À l’occasion de l’examen de cet article 18, je voudrais revenir sur la suppression, par la commission des affaires sociales, des mesures introduites par l’Assemblée nationale, autorisant ce qu’il est convenu d’appeler des testings, autrement dit, des tests de discrimination.
Notre rapporteur justifie cette suppression en ces termes : «La commission a supprimé la possibilité de recours à la pratique dite de « testing », qui fait peser sur l’ensemble de la profession médicale un soupçon sans fondement au regard de l’engagement quotidien de l’immense majorité des praticiens dans l’exercice de leur profession ». Naturellement, nous ne partageons pas du tout cette analyse !
Nous avions donc décidé de déposer un amendement pour réintroduire cette disposition. Malheureusement, une difficulté technique, résultant des conditions de travail déplorables imposées par le refus de la majorité du Sénat et du Gouvernement de repousser le délai de dépôt des amendements, a rendu impossible le dépôt de cet amendement.
Nous considérons que la pratique du testing, si elle présente des inconvénients, n’est pas de nature à jeter l’opprobre sur une profession.

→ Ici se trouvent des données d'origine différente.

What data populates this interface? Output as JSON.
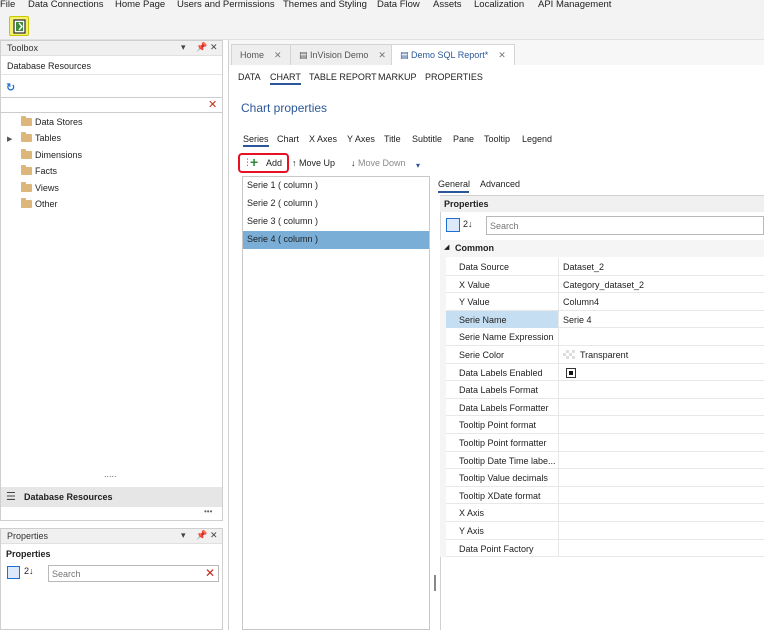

Accepter de soumettre des professionnels de santé à de tels tests, dés lors que ces professionnels ne pratiquent pas de discriminations interdites, permettrait au contraire de mettre en lumière que l’immense majorité d’entre eux exerce leur art dans le respect de la loi et de la déontologie. Inversement, craindre que cette pratique fasse peser sur l’ensemble de la profession le soupçon, c’est envisager que les résultats pourraient être catastrophiques. Monsieur le rapporteur, nous ne vous connaissions pas une telle défiance à l’égard des médecins, bien au contraire !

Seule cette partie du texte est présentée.